If, however, you want to somehow incorporate the spirit of some of these items into your decor, there are innovative ways of updating them without making your house into a musty museum. (I happen to write for other entities about housing, decor, and design trends as well, so stay tuned).

Update them with paint

Are you into color? That operatic Beauty and the Beast sleepy wardrobe can wake up with a few coats of hot pink or emerald green paint. Sideboards can become colorful home bars, small chests can become bathroom linen pieces, and pantry cabinets can get built into a nook or a corner. Refinish them to bring out their original beauty or simply paint them and change the hardware to give them new life.
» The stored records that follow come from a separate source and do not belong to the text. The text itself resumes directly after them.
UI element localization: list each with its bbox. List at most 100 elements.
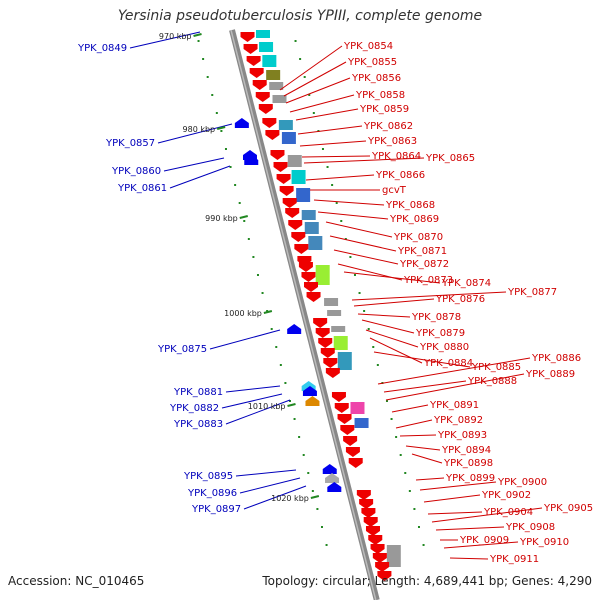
leader-line: [209, 329, 281, 350]
inner-guide-left-dot: [266, 310, 269, 312]
inner-guide-left-dot: [215, 112, 218, 114]
inner-guide-right-dot: [408, 490, 411, 492]
scale-tick-label: 1020 kbp: [271, 494, 309, 503]
leader-line: [415, 477, 445, 481]
inner-guide-left-dot: [293, 418, 296, 420]
gene-label-forward: YPK_0862: [363, 121, 413, 132]
leader-line: [235, 469, 297, 477]
forward-gene-arrow: [273, 162, 288, 172]
leader-line: [285, 77, 351, 104]
forward-gene-arrow: [331, 392, 346, 402]
forward-gene-arrow: [301, 272, 316, 282]
gene-label-forward: YPK_0868: [385, 200, 435, 211]
leader-line: [325, 221, 393, 238]
gene-label-forward: YPK_0859: [359, 104, 409, 115]
gene-label-reverse: YPK_0857: [105, 138, 155, 149]
forward-gene-arrow: [294, 244, 309, 254]
leader-line: [435, 526, 505, 531]
forward-gene-arrow: [265, 130, 280, 140]
leader-line: [385, 373, 525, 401]
inner-guide-left-dot: [307, 472, 310, 474]
gene-label-forward: YPK_0876: [435, 294, 485, 305]
inner-guide-left-dot: [284, 382, 287, 384]
gene-label-forward: YPK_0900: [497, 477, 547, 488]
genome-summary: Topology: circular; Length: 4,689,441 bp…: [262, 574, 592, 588]
forward-gene-arrow: [279, 186, 294, 196]
gene-label-forward: YPK_0893: [437, 430, 487, 441]
reverse-gene-arrow: [234, 118, 249, 128]
leader-line: [405, 445, 441, 451]
gene-label-forward: YPK_0911: [489, 554, 539, 565]
inner-guide-left-dot: [206, 76, 209, 78]
gene-label-forward: YPK_0891: [429, 400, 479, 411]
leader-line: [395, 419, 433, 429]
gene-label-forward: YPK_0880: [419, 342, 469, 353]
leader-line: [419, 481, 497, 491]
inner-guide-right-dot: [376, 364, 379, 366]
inner-guide-right-dot: [413, 508, 416, 510]
gene-label-forward: YPK_0884: [423, 358, 473, 369]
inner-guide-right-dot: [344, 238, 347, 240]
leader-line: [279, 45, 343, 91]
scale-tick: [287, 403, 296, 407]
leader-line: [329, 235, 397, 252]
forward-gene-arrow: [258, 104, 273, 114]
inner-guide-right-dot: [363, 310, 366, 312]
inner-guide-left-dot: [229, 166, 232, 168]
leader-line: [449, 557, 489, 560]
feature-block: [301, 210, 316, 220]
gene-label-forward: YPK_0899: [445, 473, 495, 484]
gene-label-forward: YPK_0909: [459, 535, 509, 546]
leader-line: [313, 199, 385, 206]
gene-label-forward: YPK_0869: [389, 214, 439, 225]
forward-gene-arrow: [304, 282, 319, 292]
feature-block: [315, 265, 330, 285]
gene-label-forward: YPK_0856: [351, 73, 401, 84]
gene-label-forward: YPK_0865: [425, 153, 475, 164]
map-title: Yersinia pseudotuberculosis YPIII, compl…: [117, 8, 483, 24]
inner-guide-left-dot: [234, 184, 237, 186]
forward-gene-arrow: [372, 553, 387, 563]
forward-gene-arrow: [270, 150, 285, 160]
feature-block: [350, 402, 365, 414]
forward-gene-arrow: [320, 348, 335, 358]
inner-guide-left-dot: [270, 328, 273, 330]
leader-line: [283, 61, 347, 97]
gene-label-forward: YPK_0871: [397, 246, 447, 257]
forward-gene-arrow: [246, 56, 261, 66]
feature-block: [331, 326, 346, 332]
leader-line: [243, 485, 307, 510]
leader-line: [411, 453, 443, 464]
forward-gene-arrow: [323, 358, 338, 368]
inner-guide-left-dot: [238, 202, 241, 204]
inner-guide-left-dot: [316, 508, 319, 510]
gene-label-forward: YPK_0905: [543, 503, 593, 514]
leader-line: [157, 123, 233, 144]
feature-block: [266, 70, 281, 80]
inner-guide-left-dot: [320, 526, 323, 528]
leader-line: [377, 357, 531, 385]
gene-label-reverse: YPK_0897: [191, 504, 241, 515]
leader-line: [225, 385, 281, 393]
feature-block: [296, 188, 311, 202]
genome-backbone-highlight: [230, 29, 377, 600]
gene-label-forward: YPK_0894: [441, 445, 491, 456]
gene-label-reverse: YPK_0860: [111, 166, 161, 177]
leader-line: [289, 94, 355, 113]
leader-line: [357, 313, 411, 318]
gene-label-reverse: YPK_0881: [173, 387, 223, 398]
forward-gene-arrow: [361, 508, 376, 518]
gene-label-forward: YPK_0878: [411, 312, 461, 323]
gene-label-forward: YPK_0888: [467, 376, 517, 387]
gene-label-reverse: YPK_0849: [77, 43, 127, 54]
forward-gene-arrow: [262, 118, 277, 128]
forward-gene-arrow: [298, 262, 313, 272]
inner-guide-right-dot: [340, 220, 343, 222]
forward-gene-arrow: [377, 571, 392, 581]
gene-label-forward: YPK_0870: [393, 232, 443, 243]
inner-guide-left-dot: [202, 58, 205, 60]
forward-gene-arrow: [370, 544, 385, 554]
gene-label-forward: YPK_0864: [371, 151, 421, 162]
leader-line: [351, 291, 507, 301]
scale-tick: [239, 215, 248, 219]
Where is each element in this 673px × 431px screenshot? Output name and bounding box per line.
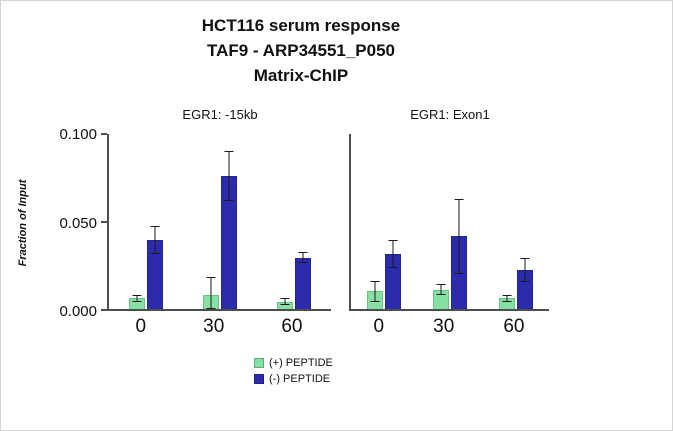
bar-group [202, 151, 238, 309]
error-bar [224, 151, 234, 202]
bar-wrap [433, 284, 449, 309]
error-bar-line [458, 200, 460, 273]
chart-title-line3: Matrix-ChIP [253, 66, 349, 85]
error-bar [436, 284, 446, 295]
x-tick-label: 30 [433, 316, 455, 337]
bar-wrap [385, 239, 401, 309]
error-bar [370, 280, 380, 302]
bars-area-egr1-exon1 [351, 134, 549, 309]
chart-title-line2: TAF9 - ARP34551_P050 [206, 41, 396, 60]
y-tick-label-0.050: 0.050 [59, 215, 97, 232]
y-tick-mark [101, 133, 107, 135]
x-axis-labels-egr1-exon1: 0 30 60 [349, 316, 549, 338]
bar-wrap [499, 294, 515, 309]
bar-wrap [517, 257, 533, 309]
legend-label-minus-peptide: (-) PEPTIDE [269, 373, 331, 385]
bar-wrap [277, 298, 293, 309]
legend: (+) PEPTIDE (-) PEPTIDE [254, 357, 333, 389]
bar-wrap [129, 294, 145, 309]
legend-item-minus-peptide: (-) PEPTIDE [254, 373, 333, 385]
error-bar-line [440, 285, 442, 294]
bar-group [366, 239, 402, 309]
bar-group [128, 225, 164, 309]
bar-wrap [451, 199, 467, 309]
error-bar [388, 239, 398, 269]
error-bar-line [136, 295, 138, 301]
error-bar-line [374, 281, 376, 301]
error-bar-line [154, 226, 156, 254]
bar-wrap [367, 280, 383, 309]
error-bar [502, 294, 512, 302]
panel-egr1-minus15kb: EGR1: -15kb [107, 107, 331, 311]
y-tick-label-0.000: 0.000 [59, 303, 97, 320]
y-tick-mark [101, 221, 107, 223]
x-tick-label: 0 [373, 316, 385, 337]
error-bar-line [302, 253, 304, 262]
x-tick-label: 0 [135, 316, 147, 337]
bar-wrap [147, 225, 163, 309]
legend-item-plus-peptide: (+) PEPTIDE [254, 357, 333, 369]
bar-wrap [203, 277, 219, 309]
bar-group [432, 199, 468, 309]
error-bar [206, 277, 216, 309]
error-bar-line [228, 152, 230, 201]
bar-wrap [221, 151, 237, 309]
legend-label-plus-peptide: (+) PEPTIDE [269, 357, 333, 369]
error-bar-line [284, 299, 286, 305]
x-axis-labels-egr1-minus15kb: 0 30 60 [107, 316, 331, 338]
error-bar-line [506, 295, 508, 301]
error-bar [132, 294, 142, 302]
bars-area-egr1-minus15kb [109, 134, 331, 309]
bar-wrap [295, 252, 311, 309]
x-tick-label: 30 [203, 316, 225, 337]
panel-egr1-exon1: EGR1: Exon1 [349, 107, 549, 311]
y-tick-mark [101, 309, 107, 311]
error-bar-line [392, 240, 394, 268]
error-bar [298, 252, 308, 263]
panel-title-egr1-minus15kb: EGR1: -15kb [182, 107, 258, 122]
chart-title-line1: HCT116 serum response [201, 16, 401, 35]
bar-group [498, 257, 534, 309]
error-bar [150, 225, 160, 255]
error-bar-line [524, 258, 526, 282]
error-bar [520, 257, 530, 283]
y-axis-title: Fraction of Input [17, 179, 29, 267]
error-bar-line [210, 278, 212, 308]
legend-swatch-minus-peptide [254, 374, 264, 384]
x-tick-label: 60 [503, 316, 525, 337]
error-bar [454, 199, 464, 274]
x-tick-label: 60 [281, 316, 303, 337]
legend-swatch-plus-peptide [254, 358, 264, 368]
y-tick-label-0.100: 0.100 [59, 126, 97, 143]
minus-peptide-bar [295, 257, 311, 309]
chart-title: HCT116 serum response TAF9 - ARP34551_P0… [1, 13, 601, 88]
panel-title-egr1-exon1: EGR1: Exon1 [410, 107, 490, 122]
error-bar [280, 298, 290, 306]
bar-group [276, 252, 312, 309]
Display only certain pieces

As for collections, instead of jamming them into your china cabinet, pick out a few from the two dozen antique teapots or 30-piece dinnerware sets to take the place of books on a shelf, backlit to bring out their personalities. Other pieces can be stored, donated, or bestowed on your grown children to deal with.

Pair old and new

Juxtaposing old and new looks together can appear both surprising and modern, so consider the pieces you have and then make a couple of creative matches. For instance, pair a small, fancy dresser with a bright blue woven seat or a stylish mid-century Eames wire chair. Or a 1970s Papasan chair with a contemporary glass coffee table. As for bedding and other linens, fresh graphic designs on a spread or pillows can quickly make a modern four-poster bed into a family-historic statement. Smaller, hand-crafted pieces can be framed and hung with pride.

An old bookcase can be transformed into a display case for beautiful plates with a groove cut into the shelves. A funky cabinet becomes a perfect vanity in a half-bath with a vessel sink added to the top. If you’re really into adding beauty, consider adding stone tops to some pieces to make them instantly appear as if they had looked that way all along. Battery-powered ambient lighting is now everywhere, offering you the ability to showcase objects with the touch of a tiny remote.

Create new display areas

Another idea is to actually take the initiative to create a few nooks and cutouts to display some of the finer pieces that have now become yours. Vintage pieces of Murano glass can now take the place of the Home Goods items you bought on impulse, placed into a new set of shelves that now exist in an angled cabinet beneath your stairwell. Floating shelves on a landing can showcase small pieces of glass pieces, art, and pottery, offering a heartwarming view as you ascend or descend your staircase.

Frame memorable items

And remember that framing doesn’t simply apply to art and photographs. You can frame everything from your dad’s favorite cartoons from The New Yorker to a set of prints you’ve removed from an old art book to brooches, vintage matchboxes, and stamps—either set behind glass with a special mat or placed in tiny cubbies in a wall cabinet.

No one says you have to keep them all or display any of them. But tastefully mixing old with new while preserving your family’s legacy is a way of showing younger generations that all those lives that came before theirs mattered as well. Just remember. In the end, it’s your life.